Large Scale Management of Virtual Machines (Virtualization)
Leader: Adrien Lèbre (ASCOLA)
Involved teams: ASCOLA, AVALON, ALGORILLE
Live-migration of virtual machines is one of the key-point of virtualization technologies. Besides simplifying maintenance operations, it provides an undeniable advantage to implement fine-grained scheduling policies such as consolidation or load-balancing strategies.
However, manipulating VMs throughout a large-scale and highly-distributed infrastructure as easy as traditional OSes handle processes on local nodes is still facing several issues. Among the major ones, we can notice the implementation of suited mechanisms to efficiently schedule VMs and to insure the access to the VM images through different locations. Such mechanisms should assume to be able to control,monitor and communicate with both the host OSes and the guest instances spread across the infrastructure at any time. If several works have addressed these concerns, the real experiments are in most cases limited to few nodes and there is a clear need to study such concerns at higher scales.
The goal of this challenge is to introduce techniques to deploy an operate a large amount of virtual machines over the Grid'5000 platform. Concretely, once deployed, end-users' scenarios may be executed on each VM in order to observe and analyze how they behave.
The result of that work opens doors to the manipulation of virtual machines thoughout a distributed infrastructure and the investigation of particular concerns such as the impact of migrating a large amount of VMs simultaneously or the study of new proposals dealing with VM images management.
[Booting and Using Virtual Machines on Grid'5000 |A set of scripts] has been implemented and validated throught the deployment of 10000 KVM instances over 4 Grid’5000 sites. This framework has been also presented in the latest publication related to Grid'5000 .

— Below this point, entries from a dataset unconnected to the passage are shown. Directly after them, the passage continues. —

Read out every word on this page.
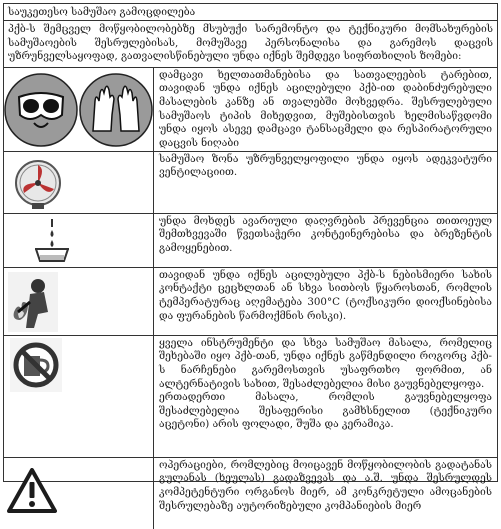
საუკეთესო სამუშაო გამოცდილება
პქბ-ს შემცველ მოწყობილობებზე მსუბუქი სარემონტო და ტექნიკური მომსახურების სამუშაოების შესრულებისას, მომუშავე პერსონალისა და გარემოს დაცვის უზრუნველსაყოფად, გათვალისწინებული უნდა იქნეს შემდეგი სიფრთხილის ზომები:

დამცავი ხელთათმანებისა და სათვალეების ტარებით, თავიდან უნდა იქნეს აცილებული პქბ-ით დაბინძურებული მასალების კანზე ან თვალებში მოხვედრა. შესრულებული სამუშაოს ტიპის მიხედვით, მუშებისთვის ხელმისაწვდომი უნდა იყოს ასევე დამცავი ტანსაცმელი და რესპირატორული დაცვის ნიღაბი

სამუშაო ზონა უზრუნველყოფილი უნდა იყოს ადეკვატური ვენტილაციით.

უნდა მოხდეს ავარიული დაღვრების პრევენცია თითოეულ შემთხვევაში წვეთსაჭერი კონტეინერებისა და ბრეზენტის გამოყენებით.

თავიდან უნდა იქნეს აცილებული პქბ-ს ნებისმიერი სახის კონტაქტი ცეცხლთან ან სხვა სითბოს წყაროსთან, რომლის ტემპერატურაც აღემატება 300°C (ტოქსიკური დიოქსინებისა და ფურანების წარმოქმნის რისკი).

ყველა ინსტრუმენტი და სხვა სამუშაო მასალა, რომელიც შეხებაში იყო პქბ-თან, უნდა იქნეს გაწმენდილი როგორც პქბ-ს ნარჩენები გარემოსთვის უსაფრთხო ფორმით, ან ალტერნატივის სახით, შესაძლებელია მისი გაუვნებელყოფა.

ერთადერთი მასალა, რომლის გაუვნებელყოფა შესაძლებელია შესაფერისი გამხსნელით (ტექნიკური აცეტონი) არის ფოლადი, შუშა და კერამიკა.

ოპერაციები, რომლებიც მოიცავენ მოწყობილობის გადატანას გულანას (ხეულას) გადაზვევას და ა.შ. უნდა შესრულდეს კომპეტენტური ორგანოს მიერ, ამ კონკრეტული ამოცანების შესრულებაზე აუტორიზებული კომპანიების მიერ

By the means of this framework, major limitations of available VM scheduling algorithms have been investigating and a new proposal leveraging cooperative and autonomous techniques has been proposed in . These results have been presented during the Grid'5000 challenges session of the Grid'5000 school held in Nantes in December 2012 .
Flauncher is currently extended to run complex stress workflows within VMs during migration operations. This work is supervised by AVALON with the support of ASCOLA and ALGORILLE. The ultimate objective is to define new models for VM migrations under different conditions.